A: I read most of the big national papers.
Q. Do you read them in clips or do you read them in the paper?
A. No, I read the paper. I like the feel of a newspaper. I read most of the weekly newsmagazines. I may not read them from cover to cover but I’ll thumb through them. You know, I spend most of my time these days reading a lot of briefings.
Q: And television? Do you watch? Web sites?
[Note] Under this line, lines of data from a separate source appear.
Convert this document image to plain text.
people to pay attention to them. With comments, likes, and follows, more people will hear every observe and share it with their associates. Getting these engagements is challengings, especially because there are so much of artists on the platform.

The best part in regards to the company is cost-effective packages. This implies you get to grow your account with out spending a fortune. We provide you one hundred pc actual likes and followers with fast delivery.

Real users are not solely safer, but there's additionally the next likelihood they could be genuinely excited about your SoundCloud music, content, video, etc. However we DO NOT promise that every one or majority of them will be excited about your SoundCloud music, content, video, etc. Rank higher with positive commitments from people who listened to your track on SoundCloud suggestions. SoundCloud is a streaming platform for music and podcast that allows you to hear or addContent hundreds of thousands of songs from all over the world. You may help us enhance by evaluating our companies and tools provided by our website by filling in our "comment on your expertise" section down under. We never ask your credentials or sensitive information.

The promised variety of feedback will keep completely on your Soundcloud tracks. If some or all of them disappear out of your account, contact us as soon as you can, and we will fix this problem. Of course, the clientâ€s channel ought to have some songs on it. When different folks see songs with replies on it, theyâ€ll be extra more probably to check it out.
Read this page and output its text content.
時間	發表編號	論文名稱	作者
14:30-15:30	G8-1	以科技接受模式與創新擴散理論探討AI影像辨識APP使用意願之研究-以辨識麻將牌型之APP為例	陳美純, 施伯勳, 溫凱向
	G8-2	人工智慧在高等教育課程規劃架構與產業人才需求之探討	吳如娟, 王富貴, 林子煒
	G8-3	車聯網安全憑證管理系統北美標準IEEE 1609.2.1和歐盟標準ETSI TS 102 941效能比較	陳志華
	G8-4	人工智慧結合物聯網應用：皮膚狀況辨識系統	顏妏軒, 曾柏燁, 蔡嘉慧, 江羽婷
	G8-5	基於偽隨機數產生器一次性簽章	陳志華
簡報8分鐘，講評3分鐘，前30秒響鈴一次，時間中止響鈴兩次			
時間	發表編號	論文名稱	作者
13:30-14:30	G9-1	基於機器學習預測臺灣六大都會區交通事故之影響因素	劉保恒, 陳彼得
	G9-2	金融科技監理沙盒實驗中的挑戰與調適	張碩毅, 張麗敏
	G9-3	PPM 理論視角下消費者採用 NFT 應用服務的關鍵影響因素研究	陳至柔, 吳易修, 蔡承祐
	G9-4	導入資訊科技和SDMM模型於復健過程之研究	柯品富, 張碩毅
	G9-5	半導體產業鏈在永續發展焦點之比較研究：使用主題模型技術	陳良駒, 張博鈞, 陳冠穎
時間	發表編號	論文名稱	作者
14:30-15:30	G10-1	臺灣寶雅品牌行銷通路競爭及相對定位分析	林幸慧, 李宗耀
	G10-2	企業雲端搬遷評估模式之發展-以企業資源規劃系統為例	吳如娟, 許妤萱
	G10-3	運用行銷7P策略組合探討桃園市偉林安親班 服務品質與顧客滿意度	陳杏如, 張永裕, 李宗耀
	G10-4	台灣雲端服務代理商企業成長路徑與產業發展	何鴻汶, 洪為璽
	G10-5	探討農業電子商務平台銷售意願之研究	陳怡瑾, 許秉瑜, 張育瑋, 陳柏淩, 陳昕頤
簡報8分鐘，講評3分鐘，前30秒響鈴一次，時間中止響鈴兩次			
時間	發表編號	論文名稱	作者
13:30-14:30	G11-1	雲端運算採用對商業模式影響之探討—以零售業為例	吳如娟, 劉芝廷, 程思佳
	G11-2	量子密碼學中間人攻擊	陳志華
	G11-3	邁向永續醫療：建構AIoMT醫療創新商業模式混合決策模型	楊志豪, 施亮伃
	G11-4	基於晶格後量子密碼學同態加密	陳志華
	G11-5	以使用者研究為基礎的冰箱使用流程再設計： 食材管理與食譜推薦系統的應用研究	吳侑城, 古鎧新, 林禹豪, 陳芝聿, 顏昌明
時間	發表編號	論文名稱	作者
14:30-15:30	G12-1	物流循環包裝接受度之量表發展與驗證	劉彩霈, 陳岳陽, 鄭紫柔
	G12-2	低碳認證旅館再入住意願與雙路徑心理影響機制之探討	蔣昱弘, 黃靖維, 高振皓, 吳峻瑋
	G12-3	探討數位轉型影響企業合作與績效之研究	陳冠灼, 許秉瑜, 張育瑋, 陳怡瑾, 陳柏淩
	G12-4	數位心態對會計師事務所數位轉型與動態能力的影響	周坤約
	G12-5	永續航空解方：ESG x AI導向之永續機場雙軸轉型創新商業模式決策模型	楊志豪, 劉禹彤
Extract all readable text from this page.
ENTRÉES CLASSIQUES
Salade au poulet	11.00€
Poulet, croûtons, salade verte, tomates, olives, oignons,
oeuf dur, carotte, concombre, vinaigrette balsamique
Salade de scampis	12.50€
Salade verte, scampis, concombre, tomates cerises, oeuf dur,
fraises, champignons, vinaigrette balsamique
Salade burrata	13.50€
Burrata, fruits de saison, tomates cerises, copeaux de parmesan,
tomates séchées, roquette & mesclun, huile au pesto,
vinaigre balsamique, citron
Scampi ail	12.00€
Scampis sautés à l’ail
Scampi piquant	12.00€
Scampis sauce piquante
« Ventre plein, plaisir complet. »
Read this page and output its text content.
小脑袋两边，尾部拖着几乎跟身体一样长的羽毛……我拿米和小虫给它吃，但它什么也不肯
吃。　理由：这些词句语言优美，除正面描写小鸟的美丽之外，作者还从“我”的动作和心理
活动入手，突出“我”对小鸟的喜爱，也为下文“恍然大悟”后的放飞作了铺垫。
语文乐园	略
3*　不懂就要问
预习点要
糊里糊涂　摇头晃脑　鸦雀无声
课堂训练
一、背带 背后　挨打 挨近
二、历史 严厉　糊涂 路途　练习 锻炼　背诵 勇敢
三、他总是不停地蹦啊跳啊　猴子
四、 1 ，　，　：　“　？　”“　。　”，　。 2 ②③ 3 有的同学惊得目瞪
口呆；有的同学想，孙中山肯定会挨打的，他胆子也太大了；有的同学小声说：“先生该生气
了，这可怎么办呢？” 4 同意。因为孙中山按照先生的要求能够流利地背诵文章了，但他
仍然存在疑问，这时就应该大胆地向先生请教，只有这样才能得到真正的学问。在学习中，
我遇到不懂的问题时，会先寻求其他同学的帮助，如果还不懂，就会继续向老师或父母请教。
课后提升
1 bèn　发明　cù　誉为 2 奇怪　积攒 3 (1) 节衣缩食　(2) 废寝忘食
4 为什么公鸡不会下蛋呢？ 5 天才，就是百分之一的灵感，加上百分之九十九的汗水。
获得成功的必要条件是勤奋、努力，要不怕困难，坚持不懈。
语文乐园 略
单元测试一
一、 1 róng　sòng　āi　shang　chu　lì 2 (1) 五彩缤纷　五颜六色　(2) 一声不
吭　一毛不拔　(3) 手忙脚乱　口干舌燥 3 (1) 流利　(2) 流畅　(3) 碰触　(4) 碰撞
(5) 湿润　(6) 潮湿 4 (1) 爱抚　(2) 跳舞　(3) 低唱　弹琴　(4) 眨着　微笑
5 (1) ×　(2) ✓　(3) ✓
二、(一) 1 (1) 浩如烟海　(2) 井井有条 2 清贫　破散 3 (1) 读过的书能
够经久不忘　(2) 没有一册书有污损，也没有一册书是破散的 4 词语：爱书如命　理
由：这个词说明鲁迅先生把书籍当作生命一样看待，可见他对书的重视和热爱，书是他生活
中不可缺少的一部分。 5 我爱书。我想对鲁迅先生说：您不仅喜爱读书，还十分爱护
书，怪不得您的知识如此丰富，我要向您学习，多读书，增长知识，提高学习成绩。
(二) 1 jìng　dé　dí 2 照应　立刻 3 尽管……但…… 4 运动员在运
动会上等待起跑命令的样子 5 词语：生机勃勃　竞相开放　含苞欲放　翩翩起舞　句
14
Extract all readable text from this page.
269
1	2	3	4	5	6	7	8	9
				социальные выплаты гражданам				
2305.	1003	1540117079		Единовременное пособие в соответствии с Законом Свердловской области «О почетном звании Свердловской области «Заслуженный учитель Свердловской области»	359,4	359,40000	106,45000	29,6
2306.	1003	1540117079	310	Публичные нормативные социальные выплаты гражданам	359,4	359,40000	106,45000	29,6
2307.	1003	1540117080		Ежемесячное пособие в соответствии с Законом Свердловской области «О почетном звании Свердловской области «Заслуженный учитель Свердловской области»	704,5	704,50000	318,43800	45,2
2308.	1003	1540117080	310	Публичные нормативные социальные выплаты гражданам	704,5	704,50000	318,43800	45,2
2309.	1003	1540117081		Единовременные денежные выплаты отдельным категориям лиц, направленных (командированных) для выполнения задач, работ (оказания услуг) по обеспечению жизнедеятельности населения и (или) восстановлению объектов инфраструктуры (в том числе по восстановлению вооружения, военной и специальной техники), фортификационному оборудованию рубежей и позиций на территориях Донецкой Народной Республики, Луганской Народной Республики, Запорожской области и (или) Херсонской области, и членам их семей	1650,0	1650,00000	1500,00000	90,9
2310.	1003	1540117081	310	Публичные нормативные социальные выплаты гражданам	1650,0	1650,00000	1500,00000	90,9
A: I don’t watch much television, I confess.
Q: And Web sites?
Q: No blogs?
A: I rarely read blogs.
. . .
. . . part of the reason we don’t spend a lot of time looking at blogs is because if you haven’t looked at it very carefully then you may be under the impression that somehow there’s a clean answer one way or another – well, you just nationalize all the banks, or you just leave them alone and they’ll be fine, or this or that or the other. The truth is this is a very complex set of problems and bad decisions can result in huge taxpayer expenditures and poor results.
Let me speculate that Obama's extended comment on blogs could be intended for the Times columnist and Princeton economist, Paul Krugman. Mr. Krugman is a very powerful voice on the 'left.' But his widely read column and blog could be seen as somewhat flawed analytical exercises, from the perspective Obama is coming from. In his column and his blog, Mr. Krugman seems preoccupied with arguing for bank nationalization as a theory rather than laying out the complexities. He does not provide what readers need: a discussion of what the unintended consequences of all the alternatives could be, in the conditions as they exist today.
Don't get me wrong, Mr. Krugman is a great writer, and a forceful arguer. My final sense of his columns and blog, however, is that in these two public spaces he is more movement man than scholar.
Anyway, on a last note, the President's reading habits are another example of Obama's close relationship with the American public sphere. He is a product of it, and he stays in touch with it through to today.